É no âmbito do processo da política neoliberal e da construção da

ideologia da globalização que as Políticas Públicas, especificamente as

educacionais, estão passando por um processo de reformas e

reestruturação e, sem dúvida, as políticas de educação de horário integral

também devem ser consideradas neste contexto. Este processo está

vinculado à propaganda ideológica, bem como, à direção teórico-política

das agências multilaterais e suas articulações com as opções educacionais

dos governos nacionais.

No âmbito internacional, a partir do início dos anos de 1990, alguns

elementos dessas reformas e reestruturações foram sistematizados no ciclo

de Conferências e/ou Encontros Mundiais organizados pelas Nações Unidas.

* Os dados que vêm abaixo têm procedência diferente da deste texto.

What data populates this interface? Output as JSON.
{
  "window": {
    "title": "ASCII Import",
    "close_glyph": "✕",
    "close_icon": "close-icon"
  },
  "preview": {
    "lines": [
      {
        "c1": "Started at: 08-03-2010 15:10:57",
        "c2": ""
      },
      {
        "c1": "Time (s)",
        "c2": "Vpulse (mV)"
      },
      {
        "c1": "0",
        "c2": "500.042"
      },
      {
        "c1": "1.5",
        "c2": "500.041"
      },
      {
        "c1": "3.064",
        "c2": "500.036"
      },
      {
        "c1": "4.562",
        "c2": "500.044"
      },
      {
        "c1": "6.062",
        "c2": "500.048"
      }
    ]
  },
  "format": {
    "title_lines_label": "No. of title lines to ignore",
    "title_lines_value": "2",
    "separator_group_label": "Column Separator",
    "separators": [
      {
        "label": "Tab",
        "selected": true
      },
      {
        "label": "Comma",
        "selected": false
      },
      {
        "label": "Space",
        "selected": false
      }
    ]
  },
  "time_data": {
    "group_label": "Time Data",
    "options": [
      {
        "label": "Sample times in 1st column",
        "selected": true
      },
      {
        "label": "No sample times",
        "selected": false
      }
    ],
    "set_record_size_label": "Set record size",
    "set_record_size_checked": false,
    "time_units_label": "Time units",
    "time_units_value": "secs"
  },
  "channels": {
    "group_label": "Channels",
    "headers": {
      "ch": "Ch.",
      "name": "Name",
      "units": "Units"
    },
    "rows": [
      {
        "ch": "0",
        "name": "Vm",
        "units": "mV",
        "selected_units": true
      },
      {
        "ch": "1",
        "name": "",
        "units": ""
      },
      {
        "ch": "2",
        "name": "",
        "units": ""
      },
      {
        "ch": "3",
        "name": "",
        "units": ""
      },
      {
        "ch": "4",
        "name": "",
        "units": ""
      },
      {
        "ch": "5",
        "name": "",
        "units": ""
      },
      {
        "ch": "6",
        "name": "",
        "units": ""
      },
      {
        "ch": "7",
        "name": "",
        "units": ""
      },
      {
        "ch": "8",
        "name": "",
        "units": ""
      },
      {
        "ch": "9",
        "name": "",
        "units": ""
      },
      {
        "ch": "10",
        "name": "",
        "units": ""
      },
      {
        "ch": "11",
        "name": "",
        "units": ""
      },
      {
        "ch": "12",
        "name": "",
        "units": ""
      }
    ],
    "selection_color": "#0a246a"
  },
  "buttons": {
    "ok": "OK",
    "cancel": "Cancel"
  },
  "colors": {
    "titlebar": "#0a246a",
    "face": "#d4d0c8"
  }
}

Os objetivos das diversas Conferências/Encontros foram de estabelecer

consensos e também de viabilizar atividades que são instrumentos de

pressão sobre os governos para que se coloquem em prática os

compromissos assumidos.

Do conjunto destas Conferências, cabe destacar a Conferência

Mundial de Educação para Todos realizada em Jomtien, em 1990. Nesta,

produziu-se como resultados dois documentos, a Declaração Mundial de

Educação para Todos e o Marco de Ação para Satisfazer as Necessidades

Básicas de Aprendizagem5. Neles constam os eixos norteadores para

educação vinculados à ideologia e à estruturação político-econômica

global do Capital.

A despeito de já terem se passado quase trinta anos da Conferência

de Jomtien, pode-se dizer, que nela ainda se expressa o atual “consenso

educacional” capitalista, cujas repercussões e interferências se fazem notar

na política educacional brasileira. Há, por exemplo, menção a seus

pressupostos nos documentos para organização da educação (legislações,

planos e projetos), bem como, em algumas produções do campo

acadêmico e do terceiro setor. Em muitos destes documentos se tomam os

5 Neste artigo esses documentos serão ditos como a Declaração e o Marco de Ação.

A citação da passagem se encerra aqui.